I saw it on sale for $89.00 somewhere.....on a HF page in a magazine. I'll try to dig it out from my memory bank. :blink: bill
that didn't take long..about 1 minute.
It's in Popular Woodworking P. 61. FEB 2012.
And American Woodworker, Feb/Mar 2012, P.36
Also in DEC/JAN 2011/2012 P. 68 Wood BH&G


And so is the 2 HP Dust Collector for $149.00
Also in Woodworker's Journal Dec 2011, P.59
And American Woodworker, Feb/Mar 2012, P.36


----------



## Sleeper

woodnthings said:


> I saw it on sale for $89.00 somewhere.....on a HF page in a magazine. I'll try to dig it out from my memory bank. :blink: bill
> that didn't take long..about 1 minute.
> It's in Popular Woodworking P. 61. FEB 2012.
> And American Woodworker, Feb/Mar 2012, P.36
> Also in DEC/JAN 2011/2012 P. 68 Wood BH&G
> 
> 
> And so is the 2 HP Dust Collector for $149.00
> Also in Woodworker's Journal Dec 2011, P.59
> Thanks Bill, I bought the American Woodworker today and used the coupon for a price adjustment on the DC. I just got back from HF and I was going to buy the Spindle Sander using the refund but then I decided to wait and see if it worked OK or if there were any problems. I ended up buying a dozen spring clamps for now, but I think the coupon is good for a while yet.


----------



## vinnypatternmaker

*spindle sander*

Hi,
We've used a few SS in our time; as patternmakers/prototype designer and builders we were often called to produce, from scratch, wooden (mostly) industrial products.
We mention this, because, aside from Briggeport's VMM, and common woodworking machinery, the spindle sander was always near the top of necessities for our shop.
We started with a *great *older Boice Crane, to the "state of the art" State (Freeman Supply), lost in storage, to our current Grizzly 1017, which is great! 
While the smaller sanders are great for most users, we need a tilting table spindle sander.
We realize it's 7.6 x the price, but for those of you that need the extra capacity, longer spindles, and tilting capabilities, then this one's for you!
Thank You,
Marena and Vinny


----------



## Bob Willing

vinnypatternmaker said:


> Hi,
> We've used a few SS in our time; as patternmakers/prototype designer and builders we were often called to produce, from scratch, wooden (mostly) industrial products.
> We mention this, because, aside from Briggeport's VMM, and common woodworking machinery, the spindle sander was always near the top of necessities for our shop.
> We started with a *great *older Boice Crane, to the "state of the art" State (Freeman Supply), lost in storage, to our current Grizzly 1017, which is great!
> While the smaller sanders a great for most users, we need a tilting table spindle sander.
> We realize it's 7.6 x the price, but for those of you that need the extra capacity, longer spindles, and tilting capabilities, then this one's for you!
> Thank You,
> Marena and Vinny


I have been using my Menards OS since 2007 and I use it on a production basis to sand gun rack slots and fishing rod racks after I make holes with a forstner bit. I sand on average 300 slots per year. For angled slots I made an incline plane (wedge) to duplicate the angle I need. This is truly a great sander and I do not know what I would do with out this sander. :thumbsup:The only down side is watch out because it will sand you knuckles very quickly. I will post some pictures later. BY the way I only paid $84.00 on sale back in 2007. Before I started to use the sander I use my DP as a sander, what a pain.


----------



## Tony3302

I'm having trouble understanding the assembly of the sander. The directions are not clear and I feel as though I have an extra part that shouldn't be included. There is a washer with find on one side that has notches cut out of the sides. No picture on the instructions shows that. Does anyone know what it may be?

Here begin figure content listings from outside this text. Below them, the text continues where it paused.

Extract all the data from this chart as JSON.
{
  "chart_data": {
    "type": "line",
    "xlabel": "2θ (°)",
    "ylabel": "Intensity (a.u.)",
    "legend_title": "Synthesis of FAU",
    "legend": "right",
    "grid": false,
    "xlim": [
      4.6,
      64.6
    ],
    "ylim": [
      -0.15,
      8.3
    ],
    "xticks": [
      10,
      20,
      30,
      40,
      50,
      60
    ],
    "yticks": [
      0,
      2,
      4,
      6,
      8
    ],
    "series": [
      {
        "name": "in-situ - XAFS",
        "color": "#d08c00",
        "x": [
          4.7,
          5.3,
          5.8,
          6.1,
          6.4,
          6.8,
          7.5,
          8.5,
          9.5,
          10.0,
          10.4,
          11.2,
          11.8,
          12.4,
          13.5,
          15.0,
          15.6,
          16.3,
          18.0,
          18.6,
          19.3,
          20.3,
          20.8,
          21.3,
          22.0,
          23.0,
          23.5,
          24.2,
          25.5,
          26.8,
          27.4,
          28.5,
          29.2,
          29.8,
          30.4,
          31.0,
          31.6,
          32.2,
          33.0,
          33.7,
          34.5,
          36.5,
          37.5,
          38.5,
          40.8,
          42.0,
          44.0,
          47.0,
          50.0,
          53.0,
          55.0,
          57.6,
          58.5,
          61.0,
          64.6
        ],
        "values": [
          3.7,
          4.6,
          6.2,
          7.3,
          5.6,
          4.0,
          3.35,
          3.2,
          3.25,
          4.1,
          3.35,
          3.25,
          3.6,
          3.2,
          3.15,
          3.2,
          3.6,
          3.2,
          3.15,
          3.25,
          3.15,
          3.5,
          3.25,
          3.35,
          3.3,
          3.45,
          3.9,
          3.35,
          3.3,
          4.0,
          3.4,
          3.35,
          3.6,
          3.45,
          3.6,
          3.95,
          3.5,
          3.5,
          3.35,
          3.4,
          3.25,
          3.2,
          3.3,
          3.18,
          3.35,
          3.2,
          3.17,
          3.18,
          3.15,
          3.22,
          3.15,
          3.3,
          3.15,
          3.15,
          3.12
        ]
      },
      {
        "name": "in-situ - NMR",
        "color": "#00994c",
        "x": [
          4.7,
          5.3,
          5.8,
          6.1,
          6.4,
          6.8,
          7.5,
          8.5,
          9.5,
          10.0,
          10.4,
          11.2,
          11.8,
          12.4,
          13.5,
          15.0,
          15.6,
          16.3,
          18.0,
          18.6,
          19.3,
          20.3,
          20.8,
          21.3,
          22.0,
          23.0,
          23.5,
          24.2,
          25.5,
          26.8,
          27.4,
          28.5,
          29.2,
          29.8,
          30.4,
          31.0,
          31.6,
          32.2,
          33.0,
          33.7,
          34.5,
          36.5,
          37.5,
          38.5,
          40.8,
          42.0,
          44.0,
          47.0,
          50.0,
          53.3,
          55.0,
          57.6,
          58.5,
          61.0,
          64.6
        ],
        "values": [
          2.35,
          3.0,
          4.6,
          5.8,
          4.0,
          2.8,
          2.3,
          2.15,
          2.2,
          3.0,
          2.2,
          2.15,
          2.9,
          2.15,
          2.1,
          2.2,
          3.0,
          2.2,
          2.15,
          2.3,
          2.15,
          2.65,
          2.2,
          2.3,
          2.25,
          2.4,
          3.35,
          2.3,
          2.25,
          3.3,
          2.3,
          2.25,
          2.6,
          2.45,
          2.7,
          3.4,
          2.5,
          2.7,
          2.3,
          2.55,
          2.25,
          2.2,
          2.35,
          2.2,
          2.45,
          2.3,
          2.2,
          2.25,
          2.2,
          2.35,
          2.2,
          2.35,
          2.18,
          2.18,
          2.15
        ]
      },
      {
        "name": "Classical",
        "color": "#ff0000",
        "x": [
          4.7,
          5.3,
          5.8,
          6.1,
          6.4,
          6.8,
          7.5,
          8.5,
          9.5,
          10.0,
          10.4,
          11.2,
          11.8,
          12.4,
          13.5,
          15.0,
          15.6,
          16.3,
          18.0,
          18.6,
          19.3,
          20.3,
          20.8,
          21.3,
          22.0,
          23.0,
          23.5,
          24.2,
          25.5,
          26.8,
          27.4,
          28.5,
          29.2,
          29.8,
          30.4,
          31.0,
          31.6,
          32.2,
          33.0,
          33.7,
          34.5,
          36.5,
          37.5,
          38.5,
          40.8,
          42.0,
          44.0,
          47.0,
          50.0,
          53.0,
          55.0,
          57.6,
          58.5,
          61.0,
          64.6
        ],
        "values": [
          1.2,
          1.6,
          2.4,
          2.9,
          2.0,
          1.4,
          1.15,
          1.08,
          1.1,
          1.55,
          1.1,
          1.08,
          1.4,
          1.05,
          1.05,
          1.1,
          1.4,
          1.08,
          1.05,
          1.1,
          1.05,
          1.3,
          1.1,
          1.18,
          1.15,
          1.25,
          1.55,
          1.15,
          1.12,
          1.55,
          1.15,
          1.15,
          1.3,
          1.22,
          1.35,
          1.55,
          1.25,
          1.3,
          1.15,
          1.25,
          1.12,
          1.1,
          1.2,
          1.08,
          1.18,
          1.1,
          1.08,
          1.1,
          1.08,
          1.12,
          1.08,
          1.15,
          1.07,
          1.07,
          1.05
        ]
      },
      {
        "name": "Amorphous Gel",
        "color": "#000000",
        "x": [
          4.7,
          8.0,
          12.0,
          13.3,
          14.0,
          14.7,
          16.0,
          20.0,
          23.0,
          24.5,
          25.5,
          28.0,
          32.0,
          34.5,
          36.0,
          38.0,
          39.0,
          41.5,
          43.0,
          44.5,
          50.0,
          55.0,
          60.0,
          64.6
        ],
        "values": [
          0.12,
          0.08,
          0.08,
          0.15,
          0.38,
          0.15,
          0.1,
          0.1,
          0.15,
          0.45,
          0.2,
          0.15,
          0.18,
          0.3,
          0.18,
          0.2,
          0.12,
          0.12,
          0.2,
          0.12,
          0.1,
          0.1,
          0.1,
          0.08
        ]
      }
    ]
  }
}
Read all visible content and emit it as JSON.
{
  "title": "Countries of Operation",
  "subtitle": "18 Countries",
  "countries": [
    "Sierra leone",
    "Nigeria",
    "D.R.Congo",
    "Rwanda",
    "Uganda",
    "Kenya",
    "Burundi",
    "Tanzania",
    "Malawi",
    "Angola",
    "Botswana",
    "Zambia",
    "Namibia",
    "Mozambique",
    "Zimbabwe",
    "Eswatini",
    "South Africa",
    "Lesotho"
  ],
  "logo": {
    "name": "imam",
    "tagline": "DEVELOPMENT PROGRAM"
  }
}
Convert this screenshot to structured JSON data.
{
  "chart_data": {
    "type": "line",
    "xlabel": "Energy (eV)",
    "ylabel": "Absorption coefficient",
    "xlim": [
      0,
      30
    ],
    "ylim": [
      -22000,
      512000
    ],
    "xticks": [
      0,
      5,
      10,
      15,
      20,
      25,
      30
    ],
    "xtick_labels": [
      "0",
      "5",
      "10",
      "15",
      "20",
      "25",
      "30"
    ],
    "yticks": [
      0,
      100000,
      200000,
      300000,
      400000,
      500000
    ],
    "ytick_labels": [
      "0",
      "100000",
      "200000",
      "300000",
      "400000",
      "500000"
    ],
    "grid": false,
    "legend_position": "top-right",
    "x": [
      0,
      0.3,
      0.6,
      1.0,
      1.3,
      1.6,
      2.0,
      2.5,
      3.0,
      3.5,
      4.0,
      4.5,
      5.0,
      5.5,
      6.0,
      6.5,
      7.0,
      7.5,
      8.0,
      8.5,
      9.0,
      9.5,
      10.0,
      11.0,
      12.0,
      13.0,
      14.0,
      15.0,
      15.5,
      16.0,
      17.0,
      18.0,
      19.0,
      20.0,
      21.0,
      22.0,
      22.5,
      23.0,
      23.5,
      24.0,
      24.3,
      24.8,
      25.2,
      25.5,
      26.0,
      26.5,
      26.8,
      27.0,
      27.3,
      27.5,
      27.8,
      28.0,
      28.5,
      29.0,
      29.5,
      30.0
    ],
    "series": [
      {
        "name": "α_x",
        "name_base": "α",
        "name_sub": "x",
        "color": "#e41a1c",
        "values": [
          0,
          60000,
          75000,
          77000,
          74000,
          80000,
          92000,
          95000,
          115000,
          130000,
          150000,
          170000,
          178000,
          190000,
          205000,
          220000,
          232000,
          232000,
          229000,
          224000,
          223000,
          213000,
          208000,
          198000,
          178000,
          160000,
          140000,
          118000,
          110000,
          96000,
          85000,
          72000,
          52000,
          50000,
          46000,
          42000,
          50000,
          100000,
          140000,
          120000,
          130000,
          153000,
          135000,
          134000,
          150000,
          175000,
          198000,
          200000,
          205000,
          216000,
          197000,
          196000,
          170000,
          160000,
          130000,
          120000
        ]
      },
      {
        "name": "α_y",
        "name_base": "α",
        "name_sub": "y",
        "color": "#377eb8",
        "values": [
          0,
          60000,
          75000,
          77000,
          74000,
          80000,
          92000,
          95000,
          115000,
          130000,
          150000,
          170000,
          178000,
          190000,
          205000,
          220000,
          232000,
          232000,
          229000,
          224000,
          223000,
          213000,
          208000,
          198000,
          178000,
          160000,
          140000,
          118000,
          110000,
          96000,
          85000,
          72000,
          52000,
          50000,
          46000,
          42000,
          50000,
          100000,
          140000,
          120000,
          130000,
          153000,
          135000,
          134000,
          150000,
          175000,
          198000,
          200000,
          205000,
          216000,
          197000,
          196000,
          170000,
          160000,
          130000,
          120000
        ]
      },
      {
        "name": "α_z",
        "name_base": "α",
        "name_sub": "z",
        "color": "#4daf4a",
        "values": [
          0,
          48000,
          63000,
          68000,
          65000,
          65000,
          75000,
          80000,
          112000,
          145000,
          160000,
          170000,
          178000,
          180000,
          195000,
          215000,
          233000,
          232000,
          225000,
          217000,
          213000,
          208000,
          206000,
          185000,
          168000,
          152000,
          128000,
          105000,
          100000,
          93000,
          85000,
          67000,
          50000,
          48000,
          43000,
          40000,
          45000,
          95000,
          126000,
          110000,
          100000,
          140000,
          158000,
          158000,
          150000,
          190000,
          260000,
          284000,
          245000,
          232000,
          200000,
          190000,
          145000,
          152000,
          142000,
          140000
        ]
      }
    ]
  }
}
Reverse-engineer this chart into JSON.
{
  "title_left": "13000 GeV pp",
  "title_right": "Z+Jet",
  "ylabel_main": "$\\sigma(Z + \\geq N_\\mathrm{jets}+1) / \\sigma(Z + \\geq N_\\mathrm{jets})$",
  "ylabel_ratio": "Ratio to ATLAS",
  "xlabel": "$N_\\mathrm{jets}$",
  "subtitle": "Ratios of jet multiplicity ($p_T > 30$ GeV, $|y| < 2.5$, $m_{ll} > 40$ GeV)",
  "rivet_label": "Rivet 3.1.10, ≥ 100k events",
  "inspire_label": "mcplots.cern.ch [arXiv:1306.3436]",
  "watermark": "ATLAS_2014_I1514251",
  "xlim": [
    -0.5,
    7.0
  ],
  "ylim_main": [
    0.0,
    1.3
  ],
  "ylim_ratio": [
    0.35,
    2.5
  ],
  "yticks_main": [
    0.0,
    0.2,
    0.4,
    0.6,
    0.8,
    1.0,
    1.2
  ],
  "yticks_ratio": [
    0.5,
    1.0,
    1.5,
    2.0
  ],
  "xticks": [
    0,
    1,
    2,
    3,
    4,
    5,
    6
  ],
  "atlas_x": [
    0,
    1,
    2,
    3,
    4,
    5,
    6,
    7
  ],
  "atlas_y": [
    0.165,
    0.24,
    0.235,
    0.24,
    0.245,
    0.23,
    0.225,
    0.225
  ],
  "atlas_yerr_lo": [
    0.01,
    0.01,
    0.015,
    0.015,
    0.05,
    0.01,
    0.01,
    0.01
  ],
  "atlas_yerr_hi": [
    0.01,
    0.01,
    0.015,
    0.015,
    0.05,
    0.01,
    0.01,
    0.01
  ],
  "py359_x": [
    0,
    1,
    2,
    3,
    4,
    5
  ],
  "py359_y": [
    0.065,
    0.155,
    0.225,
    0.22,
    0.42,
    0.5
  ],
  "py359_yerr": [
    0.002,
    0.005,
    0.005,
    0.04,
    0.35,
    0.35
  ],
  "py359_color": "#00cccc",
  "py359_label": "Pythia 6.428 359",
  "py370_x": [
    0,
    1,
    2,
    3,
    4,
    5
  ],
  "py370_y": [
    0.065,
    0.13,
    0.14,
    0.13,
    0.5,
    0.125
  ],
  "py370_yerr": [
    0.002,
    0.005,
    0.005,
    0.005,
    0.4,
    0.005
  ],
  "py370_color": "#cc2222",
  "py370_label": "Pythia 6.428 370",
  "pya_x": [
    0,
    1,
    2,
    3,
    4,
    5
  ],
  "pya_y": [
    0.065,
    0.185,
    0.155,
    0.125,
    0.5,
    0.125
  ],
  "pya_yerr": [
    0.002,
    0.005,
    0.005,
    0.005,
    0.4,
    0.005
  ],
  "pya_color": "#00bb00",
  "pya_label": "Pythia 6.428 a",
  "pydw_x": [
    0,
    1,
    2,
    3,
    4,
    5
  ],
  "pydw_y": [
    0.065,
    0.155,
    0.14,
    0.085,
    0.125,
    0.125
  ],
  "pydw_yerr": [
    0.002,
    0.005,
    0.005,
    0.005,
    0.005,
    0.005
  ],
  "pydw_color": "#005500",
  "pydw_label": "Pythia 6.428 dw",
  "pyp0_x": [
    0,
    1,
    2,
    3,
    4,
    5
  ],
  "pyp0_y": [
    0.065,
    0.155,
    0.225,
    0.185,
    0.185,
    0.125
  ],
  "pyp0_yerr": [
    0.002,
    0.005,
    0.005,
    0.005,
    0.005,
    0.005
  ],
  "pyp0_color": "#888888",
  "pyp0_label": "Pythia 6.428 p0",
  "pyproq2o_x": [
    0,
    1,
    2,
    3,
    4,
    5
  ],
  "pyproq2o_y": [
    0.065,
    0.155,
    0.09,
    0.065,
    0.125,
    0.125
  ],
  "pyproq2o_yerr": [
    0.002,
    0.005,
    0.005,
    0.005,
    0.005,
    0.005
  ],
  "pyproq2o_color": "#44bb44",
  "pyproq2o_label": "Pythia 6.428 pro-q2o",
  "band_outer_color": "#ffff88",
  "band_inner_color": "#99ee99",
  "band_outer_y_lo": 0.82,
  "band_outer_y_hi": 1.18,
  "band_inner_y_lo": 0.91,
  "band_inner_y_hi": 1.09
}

This is for the performax spindle sander


----------



## Steve Neul

Tony3302 said:


> I'm having trouble understanding the assembly of the sander. The directions are not clear and I feel as though I have an extra part that shouldn't be included. There is a washer with find on one side that has notches cut out of the sides. No picture on the instructions shows that. Does anyone know what it may be?
> 
> This is for the performax spindle sander


Can you post some pictures?


----------



## Bob Willing

Tony3302 said:


> I'm having trouble understanding the assembly of the sander. The directions are not clear and I feel as though I have an extra part that shouldn't be included. There is a washer with find on one side that has notches cut out of the sides. No picture on the instructions shows that. Does anyone know what it may be?
> 
> This is for the performax spindle sander



Notches up facing the sanding surface, this slings the dust out of the sander. I posted here sometime ago that I bought one (Menadrs) 2007. I also bought one of the original Ridgid (silver color) ones from someone who passed away and made the mistake of selling my Menards one. Within 6 months the Ridgid one smoked and burnt up. I went back and bought another one from Menards.


----------



## Oakwerks

I think these things, regardless of name, are all pretty much the same machine....
Mine is a 5 year old HF and works great... Good dust port ...
Just buy the cheapest one ....


----------



## woodnthings

*OP needs help with the spindle*



Tony3302 said:


> I'm having trouble understanding the assembly of the sander. The directions are not clear and I feel as though I have an extra part that shouldn't be included. There is a washer with find on one side that has notches cut out of the sides. No picture on the instructions shows that. Does anyone know what it may be?
> *
> This is for the performax spindle sander*


He has one already, not buying one. This is mine:










The spindle consists of a rubber sleeve and top and bottom washers which gets squeezed together and expands when you tighten the nut on top. I know nothing about a serrated washer, since mine did not have one. You will need to use different diameters of washers depending in the size of the sleeve on the top under the nut.


----------